Prisons : la gestion privée épinglée par la Cour des comptes
Article de Alain Salles, publié sur LeMonde.fr le 20 juillet 2010
Depuis le plan de construction lancé par l’ancien garde des sceaux, Albin Chalandon, en 1987, les nouvelles prisons sont construites en partenariat avec un prestataire privé.
Ces grands consortiums, entrés sur le marché pénitentiaire, construisent les murs et offrent des services (cantines) ou activités (travail et formation professionnelle), qu’ils louent ensuite à l’administration pénitentiaire. Cette délégation privée est très critiquée par la Cour des comptes dans un rapport sur l’administration pénitentiaire, publié mardi 20 juillet.
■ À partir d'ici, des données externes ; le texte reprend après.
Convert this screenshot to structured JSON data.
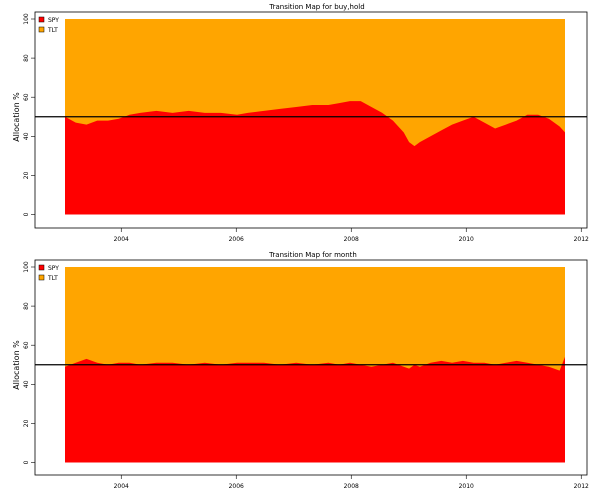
{
  "colors": {
    "spy": "#ff0000",
    "tlt": "#ffa500",
    "axis": "#000000",
    "ref_line": "#000000"
  },
  "chart_data": [
    {
      "type": "area",
      "stacked": true,
      "title": "Transition Map for buy,hold",
      "xlabel": "",
      "ylabel": "Allocation %",
      "xlim": [
        2002.5,
        2012.1
      ],
      "ylim": [
        0,
        100
      ],
      "x_ticks": [
        "2004",
        "2006",
        "2008",
        "2010",
        "2012"
      ],
      "x_tick_values": [
        2004,
        2006,
        2008,
        2010,
        2012
      ],
      "y_ticks": [
        "0",
        "20",
        "40",
        "60",
        "80",
        "100"
      ],
      "y_tick_values": [
        0,
        20,
        40,
        60,
        80,
        100
      ],
      "reference_line": 50,
      "legend": [
        "SPY",
        "TLT"
      ],
      "legend_position": "top-left",
      "x": [
        2002.6,
        2002.8,
        2003.0,
        2003.2,
        2003.4,
        2003.6,
        2003.8,
        2004.0,
        2004.3,
        2004.6,
        2004.9,
        2005.2,
        2005.5,
        2005.8,
        2006.0,
        2006.3,
        2006.6,
        2006.9,
        2007.2,
        2007.5,
        2007.7,
        2007.9,
        2008.1,
        2008.3,
        2008.5,
        2008.7,
        2008.9,
        2009.0,
        2009.1,
        2009.2,
        2009.4,
        2009.6,
        2009.8,
        2010.0,
        2010.2,
        2010.4,
        2010.6,
        2010.8,
        2011.0,
        2011.2,
        2011.4,
        2011.6,
        2011.8,
        2011.9
      ],
      "series": [
        {
          "name": "SPY",
          "values": [
            50,
            47,
            46,
            48,
            48,
            49,
            51,
            52,
            53,
            52,
            53,
            52,
            52,
            51,
            52,
            53,
            54,
            55,
            56,
            56,
            57,
            58,
            58,
            55,
            52,
            48,
            42,
            37,
            35,
            37,
            40,
            43,
            46,
            48,
            50,
            47,
            44,
            46,
            48,
            51,
            51,
            49,
            45,
            42
          ]
        },
        {
          "name": "TLT",
          "values": [
            50,
            53,
            54,
            52,
            52,
            51,
            49,
            48,
            47,
            48,
            47,
            48,
            48,
            49,
            48,
            47,
            46,
            45,
            44,
            44,
            43,
            42,
            42,
            45,
            48,
            52,
            58,
            63,
            65,
            63,
            60,
            57,
            54,
            52,
            50,
            53,
            56,
            54,
            52,
            49,
            49,
            51,
            55,
            58
          ]
        }
      ]
    },
    {
      "type": "area",
      "stacked": true,
      "title": "Transition Map for month",
      "xlabel": "",
      "ylabel": "Allocation %",
      "xlim": [
        2002.5,
        2012.1
      ],
      "ylim": [
        0,
        100
      ],
      "x_ticks": [
        "2004",
        "2006",
        "2008",
        "2010",
        "2012"
      ],
      "x_tick_values": [
        2004,
        2006,
        2008,
        2010,
        2012
      ],
      "y_ticks": [
        "0",
        "20",
        "40",
        "60",
        "80",
        "100"
      ],
      "y_tick_values": [
        0,
        20,
        40,
        60,
        80,
        100
      ],
      "reference_line": 50,
      "legend": [
        "SPY",
        "TLT"
      ],
      "legend_position": "top-left",
      "x": [
        2002.6,
        2002.8,
        2003.0,
        2003.2,
        2003.4,
        2003.6,
        2003.8,
        2004.0,
        2004.3,
        2004.6,
        2004.9,
        2005.2,
        2005.5,
        2005.8,
        2006.0,
        2006.3,
        2006.6,
        2006.9,
        2007.2,
        2007.5,
        2007.7,
        2007.9,
        2008.1,
        2008.3,
        2008.5,
        2008.7,
        2008.9,
        2009.0,
        2009.1,
        2009.2,
        2009.4,
        2009.6,
        2009.8,
        2010.0,
        2010.2,
        2010.4,
        2010.6,
        2010.8,
        2011.0,
        2011.2,
        2011.4,
        2011.6,
        2011.8,
        2011.9
      ],
      "series": [
        {
          "name": "SPY",
          "values": [
            49,
            51,
            53,
            51,
            50,
            51,
            51,
            50,
            51,
            51,
            50,
            51,
            50,
            51,
            51,
            51,
            50,
            51,
            50,
            51,
            50,
            51,
            50,
            49,
            50,
            51,
            49,
            48,
            50,
            49,
            51,
            52,
            51,
            52,
            51,
            51,
            50,
            51,
            52,
            51,
            50,
            49,
            47,
            54
          ]
        },
        {
          "name": "TLT",
          "values": [
            51,
            49,
            47,
            49,
            50,
            49,
            49,
            50,
            49,
            49,
            50,
            49,
            50,
            49,
            49,
            49,
            50,
            49,
            50,
            49,
            50,
            49,
            50,
            51,
            50,
            49,
            51,
            52,
            50,
            51,
            49,
            48,
            49,
            48,
            49,
            49,
            50,
            49,
            48,
            49,
            50,
            51,
            53,
            46
          ]
        }
      ]
    }
  ]
}
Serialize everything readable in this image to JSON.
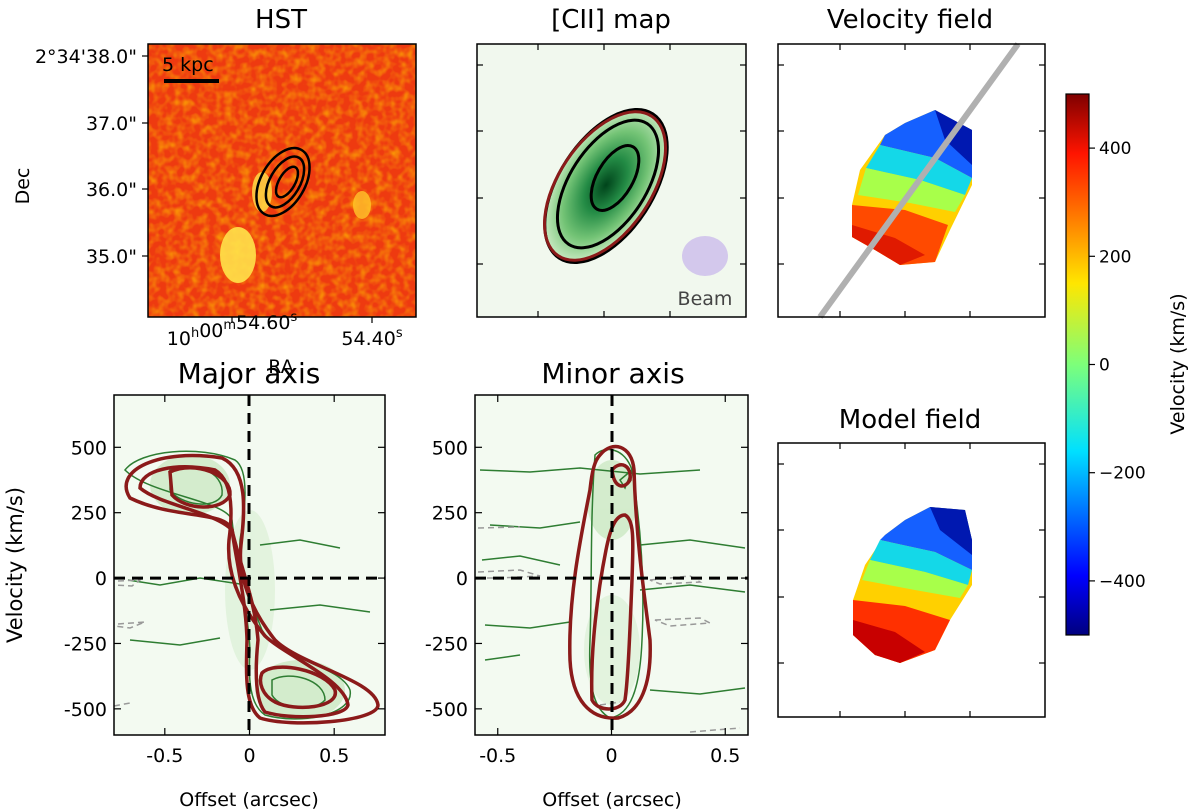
{
  "chart_data": [
    {
      "type": "heatmap",
      "title": "HST",
      "xlabel": "RA",
      "ylabel": "Dec",
      "x_tick_labels": [
        "10h00m54.60s",
        "54.40s"
      ],
      "y_tick_labels": [
        "2°34'38.0\"",
        "37.0\"",
        "36.0\"",
        "35.0\""
      ],
      "scale_bar_label": "5 kpc",
      "colormap": "autumn",
      "overlay": "black contours of [CII] emission near center"
    },
    {
      "type": "heatmap",
      "title": "[CII] map",
      "colormap": "Greens",
      "overlay": "black data contours and dark-red model contour",
      "beam_label": "Beam"
    },
    {
      "type": "heatmap",
      "title": "Velocity field",
      "colormap": "jet",
      "overlay": "grey line marking major axis"
    },
    {
      "type": "heatmap",
      "title": "Model field",
      "colormap": "jet"
    },
    {
      "type": "colorbar",
      "label": "Velocity (km/s)",
      "vmin": -500,
      "vmax": 500,
      "ticks": [
        400,
        200,
        0,
        -200,
        -400
      ],
      "tick_labels": [
        "400",
        "200",
        "0",
        "−200",
        "−400"
      ]
    },
    {
      "type": "contour",
      "title": "Major axis",
      "xlabel": "Offset (arcsec)",
      "ylabel": "Velocity (km/s)",
      "xlim": [
        -0.8,
        0.8
      ],
      "ylim": [
        -600,
        700
      ],
      "x_ticks": [
        -0.5,
        0,
        0.5
      ],
      "x_tick_labels": [
        "-0.5",
        "0",
        "0.5"
      ],
      "y_ticks": [
        500,
        250,
        0,
        -250,
        -500
      ],
      "y_tick_labels": [
        "500",
        "250",
        "0",
        "-250",
        "-500"
      ]
    },
    {
      "type": "contour",
      "title": "Minor axis",
      "xlabel": "Offset (arcsec)",
      "xlim": [
        -0.6,
        0.6
      ],
      "ylim": [
        -600,
        700
      ],
      "x_ticks": [
        -0.5,
        0,
        0.5
      ],
      "x_tick_labels": [
        "-0.5",
        "0",
        "0.5"
      ],
      "y_ticks": [
        500,
        250,
        0,
        -250,
        -500
      ],
      "y_tick_labels": [
        "500",
        "250",
        "0",
        "-250",
        "-500"
      ]
    }
  ]
}
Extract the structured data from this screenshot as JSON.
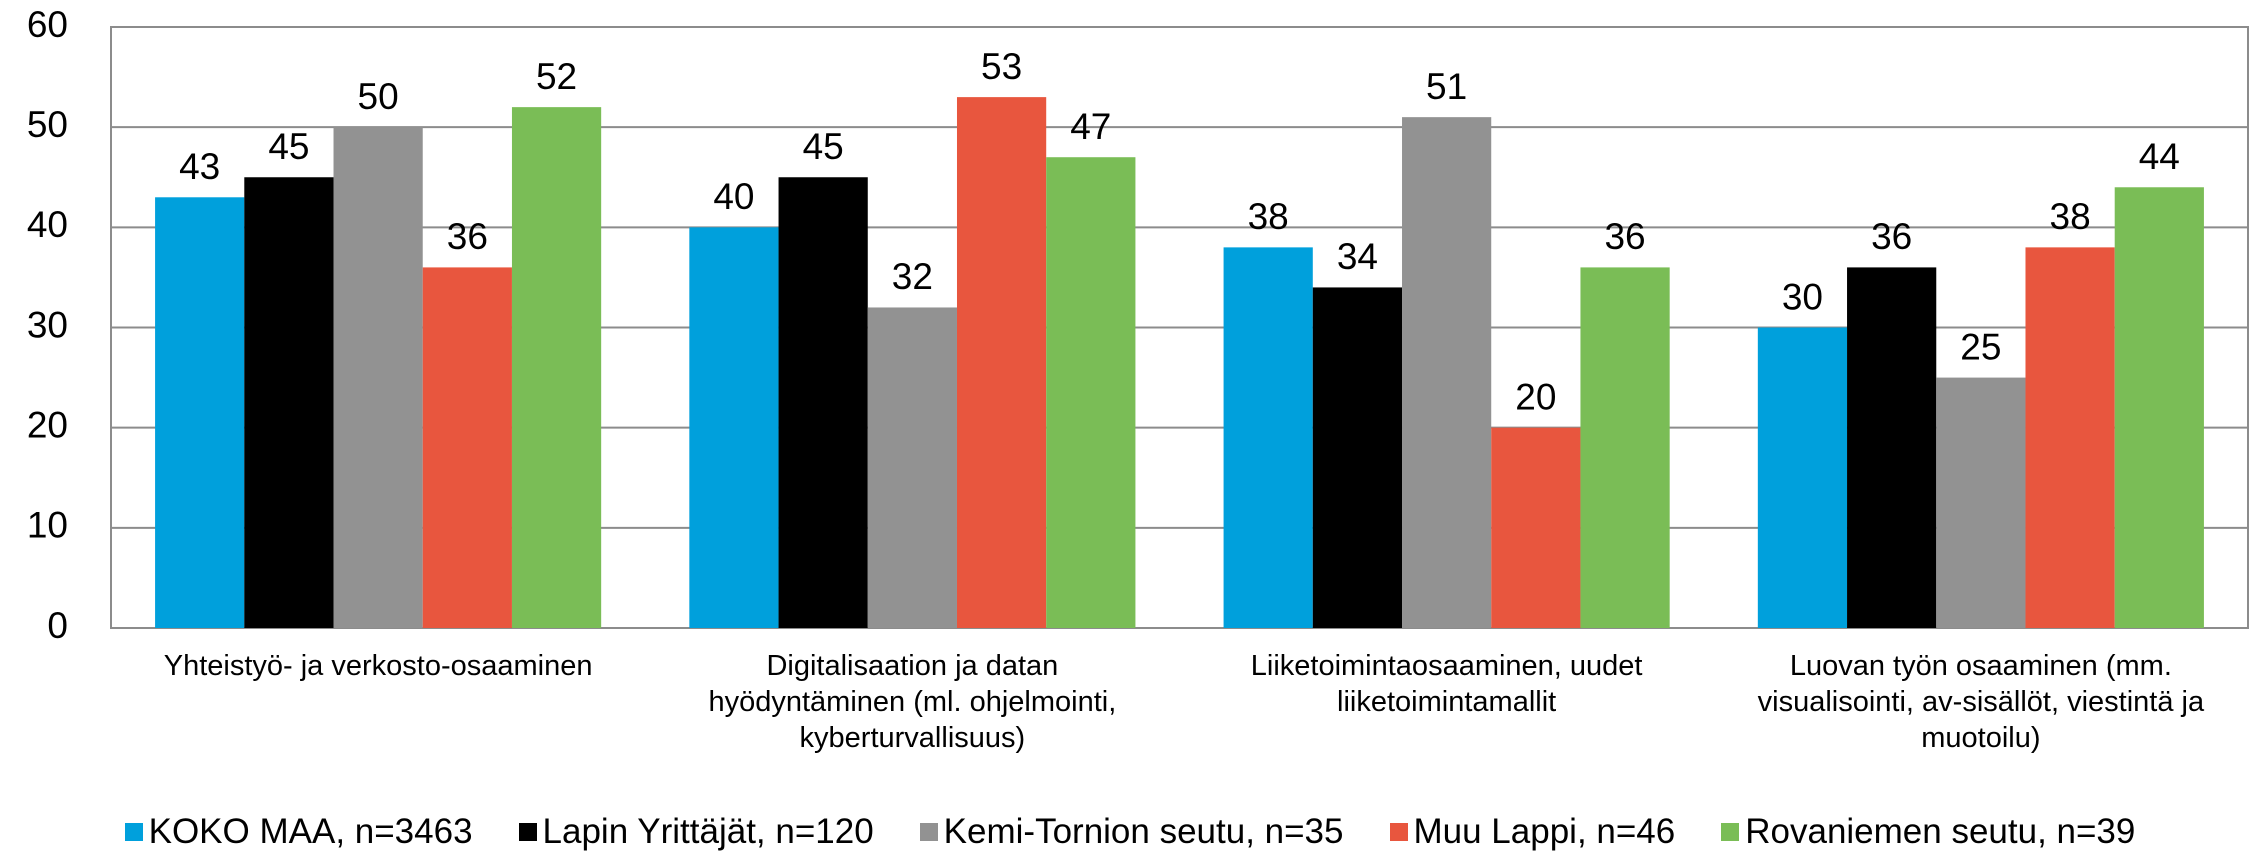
{
  "chart_data": {
    "type": "bar",
    "categories": [
      "Yhteistyö- ja verkosto-osaaminen",
      "Digitalisaation ja datan hyödyntäminen (ml. ohjelmointi, kyberturvallisuus)",
      "Liiketoimintaosaaminen, uudet liiketoimintamallit",
      "Luovan työn osaaminen (mm. visualisointi, av-sisällöt, viestintä ja muotoilu)"
    ],
    "series": [
      {
        "name": "KOKO MAA, n=3463",
        "color": "#00a0dc",
        "values": [
          43,
          40,
          38,
          30
        ]
      },
      {
        "name": "Lapin Yrittäjät, n=120",
        "color": "#000000",
        "values": [
          45,
          45,
          34,
          36
        ]
      },
      {
        "name": "Kemi-Tornion seutu, n=35",
        "color": "#929292",
        "values": [
          50,
          32,
          51,
          25
        ]
      },
      {
        "name": "Muu Lappi, n=46",
        "color": "#e8563e",
        "values": [
          36,
          53,
          20,
          38
        ]
      },
      {
        "name": "Rovaniemen seutu, n=39",
        "color": "#7abd56",
        "values": [
          52,
          47,
          36,
          44
        ]
      }
    ],
    "ylim": [
      0,
      60
    ],
    "yticks": [
      0,
      10,
      20,
      30,
      40,
      50,
      60
    ],
    "grid": true,
    "legend": "bottom"
  }
}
« A l’horizon 2012, environ 50 % des établissements pénitentiaires fonctionneront en gestion déléguée ou mixte (…) et souvent pour des formules de partenariat de très longue durée », constate la Cour. Or cette hausse de la gestion déléguée s’est produite sans une véritable évaluation de ces partenariats, ni de réelle comparaison entre gestion publique et privée, bien que la Cour l’ait déjà demandé en 2006.
La part de la gestion privée pèse de plus en plus sur le budget pénitentiaire. Le coût de la gestion déléguée a progressé de 13 % de 2006 à 2008. La part des loyers versés aux prestataires privés est passée de 139,7 à 215,6 millions d’euros, de 2006 à 2009. Cela représente 36,5 % des crédits de fonctionnement de l’administration pénitentiaire (hors coûts salariaux).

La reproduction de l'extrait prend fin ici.